Abstract

The patient was a 79-year-old woman with chronic coronary artery disease who was seen in the cardiology clinic for increasing angina pectoris. She was asymptomatic at the time. Her routine 12-lead electrocardiogram is shown in Fig 1. The first impression of the electrocardiogram is that there is an overall tachycardia, approximately 108 beats/min. Regular sinus P waves can be mapped throughout, at the rate of 79 beats/min to 82 beats/min, but every third sinus cycle sandwiches an additional beat, producing an allorhythmic triplet. Allorhythmia is a regularly recurring irregularity, named and defined by Sommerbrodt in 1877. 1 This patient’s allorhythmia consists of triplets separated by 2 normal sinus cycles.
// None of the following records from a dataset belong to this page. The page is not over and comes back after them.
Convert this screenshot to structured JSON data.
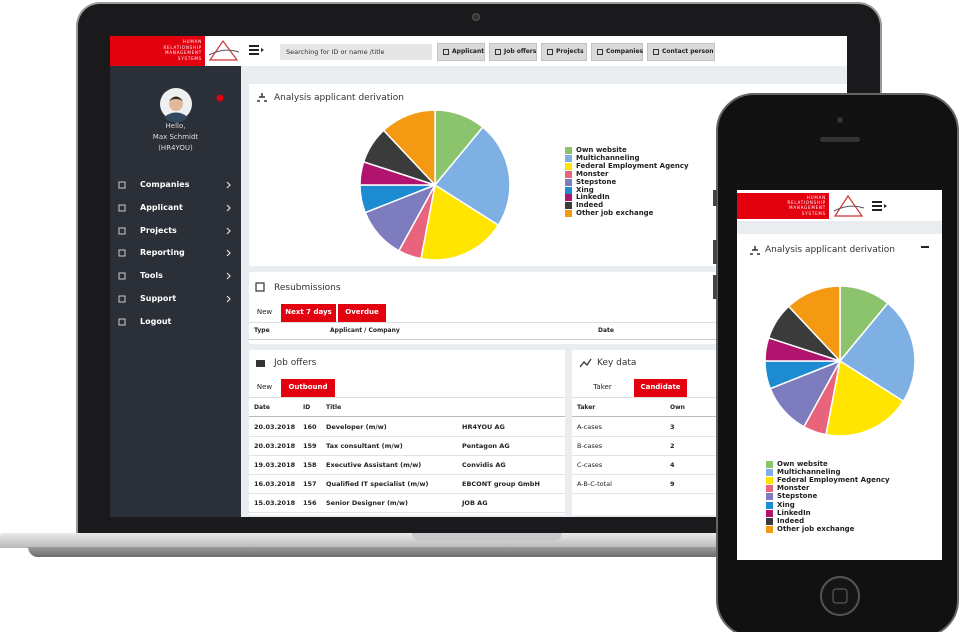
{
  "header": {
    "logo_lines": [
      "HUMAN",
      "RELATIONSHIP",
      "MANAGEMENT",
      "SYSTEMS"
    ],
    "search_placeholder": "Searching for ID or name /title",
    "nav": [
      "Applicant",
      "Job offers",
      "Projects",
      "Companies",
      "Contact person"
    ]
  },
  "user": {
    "greeting": "Hello,",
    "name": "Max Schmidt",
    "company": "(HR4YOU)"
  },
  "menu": [
    "Companies",
    "Applicant",
    "Projects",
    "Reporting",
    "Tools",
    "Support",
    "Logout"
  ],
  "chart_data": {
    "type": "pie",
    "title": "Analysis applicant derivation",
    "categories": [
      "Own website",
      "Multichanneling",
      "Federal Employment Agency",
      "Monster",
      "Stepstone",
      "Xing",
      "LinkedIn",
      "Indeed",
      "Other job exchange"
    ],
    "values": [
      11,
      23,
      19,
      5,
      11,
      6,
      5,
      8,
      12
    ],
    "colors": [
      "#8cc46e",
      "#7fb0e3",
      "#ffe500",
      "#e8647c",
      "#7d7cbf",
      "#1c8bd1",
      "#b0146f",
      "#3b3b3b",
      "#f49a12"
    ]
  },
  "resubmissions": {
    "title": "Resubmissions",
    "tabs": [
      "New",
      "Next 7 days",
      "Overdue"
    ],
    "columns": [
      "Type",
      "Applicant / Company",
      "Date"
    ]
  },
  "job_offers": {
    "title": "Job offers",
    "tabs": [
      "New",
      "Outbound"
    ],
    "columns": [
      "Date",
      "ID",
      "Title"
    ],
    "rows": [
      [
        "20.03.2018",
        160,
        "Developer (m/w)",
        "HR4YOU AG"
      ],
      [
        "20.03.2018",
        159,
        "Tax consultant (m/w)",
        "Pentagon AG"
      ],
      [
        "19.03.2018",
        158,
        "Executive Assistant (m/w)",
        "Convidis AG"
      ],
      [
        "16.03.2018",
        157,
        "Qualified IT specialist (m/w)",
        "EBCONT group GmbH"
      ],
      [
        "15.03.2018",
        156,
        "Senior Designer (m/w)",
        "JOB AG"
      ]
    ]
  },
  "key_data": {
    "title": "Key data",
    "tabs": [
      "Taker",
      "Candidate"
    ],
    "columns": [
      "Taker",
      "Own"
    ],
    "rows": [
      [
        "A-cases",
        3
      ],
      [
        "B-cases",
        2
      ],
      [
        "C-cases",
        4
      ],
      [
        "A-B-C-total",
        9
      ]
    ]
  }
}
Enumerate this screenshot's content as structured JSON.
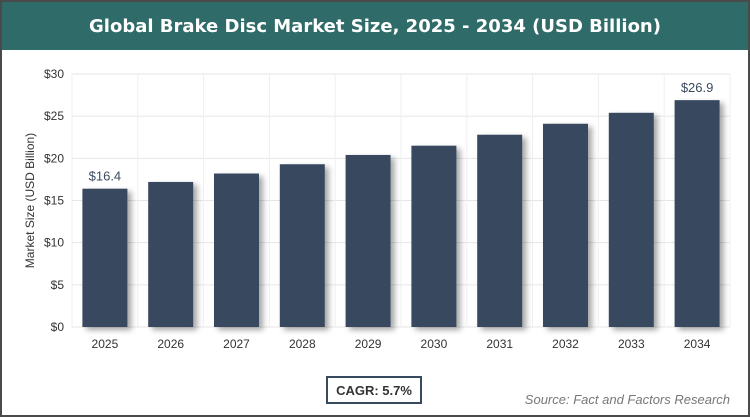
{
  "chart_data": {
    "type": "bar",
    "title": "Global Brake Disc Market Size, 2025 - 2034 (USD Billion)",
    "xlabel": "",
    "ylabel": "Market Size (USD Billion)",
    "categories": [
      "2025",
      "2026",
      "2027",
      "2028",
      "2029",
      "2030",
      "2031",
      "2032",
      "2033",
      "2034"
    ],
    "values": [
      16.4,
      17.2,
      18.2,
      19.3,
      20.4,
      21.5,
      22.8,
      24.1,
      25.4,
      26.9
    ],
    "data_labels": {
      "0": "$16.4",
      "9": "$26.9"
    },
    "ylim": [
      0,
      30
    ],
    "yticks": [
      "$0",
      "$5",
      "$10",
      "$15",
      "$20",
      "$25",
      "$30"
    ],
    "grid": true,
    "bar_color": "#374a5e",
    "title_bar_color": "#2f6b68"
  },
  "cagr": "CAGR: 5.7%",
  "source": "Source: Fact and Factors Research"
}
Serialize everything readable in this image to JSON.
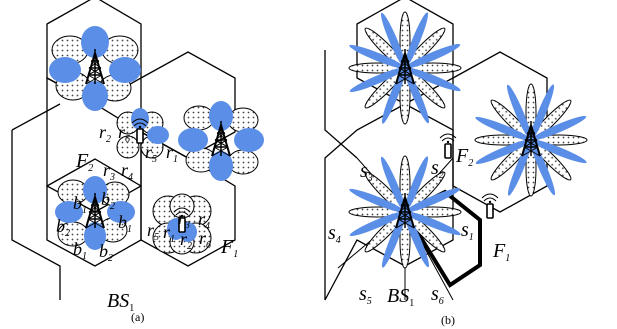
{
  "colors": {
    "beam_fill": "#5b8ee6",
    "background": "#ffffff",
    "stroke": "#000000",
    "dotted_lobe_fill": "#ffffff"
  },
  "icons": {
    "base_station": "tower-icon",
    "femto": "femto-antenna-icon"
  },
  "panel_a": {
    "caption": "(a)",
    "labels": {
      "F2_main": "F",
      "F2_sub": "2",
      "F1_main": "F",
      "F1_sub": "1",
      "BS1_main": "BS",
      "BS1_sub": "1",
      "r_main": "r",
      "r1_sub": "1",
      "r2_sub": "2",
      "r3_sub": "3",
      "r4_sub": "4",
      "r5_sub": "5",
      "r6_sub": "6",
      "b_main": "b",
      "b1_sub": "1",
      "b2_sub": "2"
    }
  },
  "panel_b": {
    "caption": "(b)",
    "labels": {
      "F2_main": "F",
      "F2_sub": "2",
      "F1_main": "F",
      "F1_sub": "1",
      "BS_main": "BS",
      "BS_sub": "1",
      "s_main": "s",
      "s1_sub": "1",
      "s2_sub": "2",
      "s3_sub": "3",
      "s4_sub": "4",
      "s5_sub": "5",
      "s6_sub": "6"
    }
  }
}
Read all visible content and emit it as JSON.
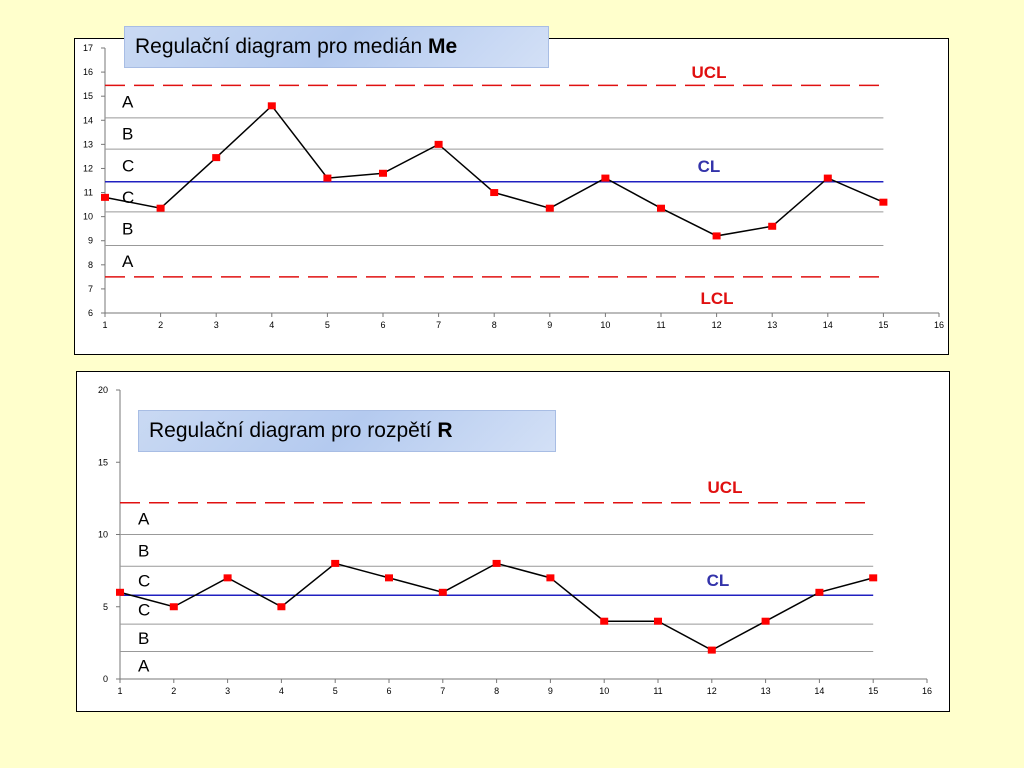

The extra beat, flanked by sinus beats in each triplet, is only minimally different from its neighbors: They all have the same basic left bundle branch block morphology. The difference may be because of the variation in the intraventricular conduction imposed by different cycle lengths; even the flanking sinus beats are not exactly identical. The complex in the middle, however, may also be different because of its junctional origin, what Schamroth called nonphasic aberrant ventricular conduction. 2 Although the phasic variety involves long– short cycle sequences, this allorhythmia is predicated on the different wave-front when spreading from a junctional focus. It can be seen in both junctional escape and premature beats as a slight but constant variation of the basic supraventricular morphology.